Cleric Urges FG to Show Commitment towards Promoting Education

By Amby Uneze

A religious leader, Most Rev. Daddy Hezekiah of the Living Christ Mission (LCM), has expressed dissatisfaction with the administration of President Muhammadu Buhari for not showing enough commitment towards the promotion of quality education in the country.

He described Nigeria as a failed nation for not being able to correct the ills which had bedeviled the country since independence in 1960, stating that a man of 60 years that still behaves like a child is not normal.

Hezekiah charged the president to wake up and show interest to resolve the lingering strike in the country’s university system involving the Academic Staff Union of Universities (ASUU), as well as improving security in the country.

The cleric also blamed the south- east governors for the decay in infrastructure and transformation of the region due to their administrations’ alleged non-commitment towards the provision of the needed democratic dividends to the people of the geopolitical zone unlike their counterparts in other geopolitical regions.

Hezekiah said this at the Administrative Cathedral of the church in Onitsha, Anambra State, while interacting with journalists as part of activities marking his birthday, 53rd anniversary of being a sherpherd in God’s vineyard, quarterly conference with his pastors, the church’s annual convention and the award of International Mayor of Peace by International Association of World Peace Advocates (IAWPA) led by the president of the world body, His Excellency Per Stafsen from Denmark.

Accordingly to him, “there is no meaningful development in the entire states of the south-east compared with the kind of revenue and resources being generated from the area unlike in the south-south, north and south-west regions.

“The governors of south-east are mismanaging the resources without commensurate patriotic inputs to the states and the populace.
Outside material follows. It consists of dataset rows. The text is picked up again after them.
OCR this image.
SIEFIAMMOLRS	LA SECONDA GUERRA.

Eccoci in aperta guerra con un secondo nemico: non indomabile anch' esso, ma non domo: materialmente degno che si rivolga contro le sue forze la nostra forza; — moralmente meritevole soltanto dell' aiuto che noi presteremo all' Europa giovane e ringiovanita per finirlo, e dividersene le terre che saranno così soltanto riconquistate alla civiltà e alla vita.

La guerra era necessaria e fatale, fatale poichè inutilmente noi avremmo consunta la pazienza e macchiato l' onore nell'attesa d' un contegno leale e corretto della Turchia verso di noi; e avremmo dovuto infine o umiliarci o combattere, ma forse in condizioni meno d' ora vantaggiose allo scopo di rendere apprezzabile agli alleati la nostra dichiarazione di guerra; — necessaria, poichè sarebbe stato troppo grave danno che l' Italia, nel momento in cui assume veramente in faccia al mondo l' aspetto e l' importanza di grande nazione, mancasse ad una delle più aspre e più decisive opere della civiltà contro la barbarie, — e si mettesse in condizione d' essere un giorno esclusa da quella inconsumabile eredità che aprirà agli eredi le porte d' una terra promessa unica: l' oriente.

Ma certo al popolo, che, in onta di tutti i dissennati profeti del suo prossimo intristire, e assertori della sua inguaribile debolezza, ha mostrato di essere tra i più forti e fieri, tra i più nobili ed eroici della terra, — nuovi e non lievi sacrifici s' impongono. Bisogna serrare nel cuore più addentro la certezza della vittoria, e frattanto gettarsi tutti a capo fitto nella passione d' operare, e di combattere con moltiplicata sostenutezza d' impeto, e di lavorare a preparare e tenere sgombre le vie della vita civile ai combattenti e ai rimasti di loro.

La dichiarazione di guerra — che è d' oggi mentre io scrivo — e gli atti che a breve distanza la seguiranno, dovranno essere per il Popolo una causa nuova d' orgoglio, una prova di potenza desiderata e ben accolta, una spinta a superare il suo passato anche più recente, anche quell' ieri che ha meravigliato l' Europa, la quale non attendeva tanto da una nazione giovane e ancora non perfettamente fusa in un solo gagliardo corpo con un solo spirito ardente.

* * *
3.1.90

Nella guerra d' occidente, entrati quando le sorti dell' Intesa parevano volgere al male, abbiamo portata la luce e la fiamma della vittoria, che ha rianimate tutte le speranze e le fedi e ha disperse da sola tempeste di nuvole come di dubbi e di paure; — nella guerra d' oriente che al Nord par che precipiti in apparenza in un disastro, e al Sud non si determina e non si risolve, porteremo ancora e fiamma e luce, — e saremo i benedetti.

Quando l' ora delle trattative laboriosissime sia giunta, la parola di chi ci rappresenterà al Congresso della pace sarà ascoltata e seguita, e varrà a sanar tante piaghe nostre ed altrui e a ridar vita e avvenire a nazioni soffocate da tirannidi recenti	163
They must be held responsible for under-development of the entire region.”

The cleric also revealed that he recently spent several millions of naira in providing palliatives for less privileged members of the society as a result of the COVID-19 pandemic, lamenting that due to the lockdown, he has been regrettably unable to attend church activities for the past eight months.

He called for humility and respect in the service of God, insisting that Jesus Christ came into the world to justify the need for holiness, righteousness, services and salvation and not posterity, as some religious leaders are allegedly deceiving their congregations.

Hezekiah, who graduated in 1979 in Industrial Chemistry from the University of Zambia, Lusaka, further blamed some church leaders for the woes of some people looking down on God and admonished his pastors against deceiving their congregations with false miracles and testimonies and prayed for God’s grace upon them.